Performance:#
One of the main goals of this project is to provide high performance plotting capabilities for large datasets lazily. Building on top of hyperspy the most important performance consideration was how can we avoid loading large datasets into memory until absolutely necessary. Can we create a workflow where users can interactively explore large datasets, transform them through things like filtering, background subtractions, peak finding, and only interact with bits and pieces of the data when absolutely necessary.

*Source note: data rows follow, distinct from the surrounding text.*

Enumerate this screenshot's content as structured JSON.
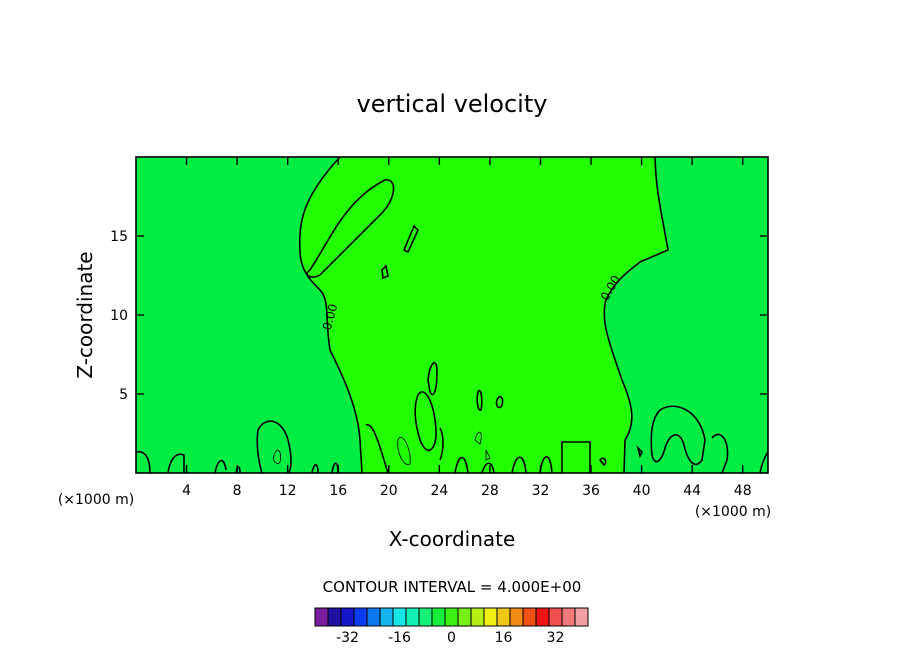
{
  "chart_data": {
    "type": "contour",
    "title": "vertical velocity",
    "xlabel": "X-coordinate",
    "ylabel": "Z-coordinate",
    "x_unit": "(×1000 m)",
    "xlim": [
      0,
      50
    ],
    "ylim": [
      0,
      20
    ],
    "x_ticks": [
      "4",
      "8",
      "12",
      "16",
      "20",
      "24",
      "28",
      "32",
      "36",
      "40",
      "44",
      "48"
    ],
    "y_ticks": [
      "5",
      "10",
      "15"
    ],
    "contour_labels": [
      "0.00",
      "0.00"
    ],
    "contour_interval": "CONTOUR INTERVAL = 4.000E+00",
    "colorbar": {
      "tick_labels": [
        "-32",
        "-16",
        "0",
        "16",
        "32"
      ],
      "colors": [
        "#7a1ea0",
        "#1e10a0",
        "#1414c8",
        "#0a3cf0",
        "#0a78f0",
        "#14b4f0",
        "#14e6e6",
        "#14f0b4",
        "#14f078",
        "#14f03c",
        "#3cf014",
        "#78f014",
        "#b4f014",
        "#f0f014",
        "#f0c814",
        "#f08c14",
        "#f05014",
        "#f01414",
        "#f05050",
        "#f07878",
        "#f0a0a0"
      ]
    },
    "fill_colors": {
      "background": "#00ee44",
      "updraft": "#22ff00"
    }
  }
}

End-to-end lazy data pipeline#
The first part of this is achieved through an end-to-end lazy data pipeline. In SpyDE this is visualized as a SignalTree. Each node represents a hyperspy signal object. In hyperspy most lazy operations are implemented through the map function. These are functions that operate on the signal of the dataset. Think 1 diffraction pattern in a 4D STEM dataset, 1 EDS or EELS spectrum, or 1 image in an in situ TEM time series. The idea is that you can build a workflow. Something like:
Load 4D STEM dataset
Apply a background subtraction to each diffraction pattern
Find peaks in each diffraction pattern
Build a strain matrix from the peak positions
In SpyDE each of these steps would be represented as a node in the SignalTree and will share the same navigation image. You can toggle between the different nodes to visualize the results which will be computed as needed for display. This can cause extra delay for visualization, but most operations are very fast. This also allows us to easily play with different processing parameters, even compare before computing/saving the entire strain matrix.
Visualization:#
Visualization is often a difficult part of working with large datasets. For large images pyqtgraph does a really good job of handling/ rendering large images. We avoid things like resetting the view and the contrast levels as plots update to avoid some of the more expensive re-rendering operations. The hardest part, however, is visualizing data stored on disk rather then memory. Data needs to:
Be loaded from disk to CPU memory
Transferred to the GPU
Rendered
What actually happens is: 1. Load a small chunk of data from disk to CPU memory
Optionally decompress if needed
Perform any calculations on the chunk
Transfer the data over TCP from the worker process to the main CPU process
Transfer the chunk to the GPU
Render the chunk
Of all of these steps 1c is often the slowest.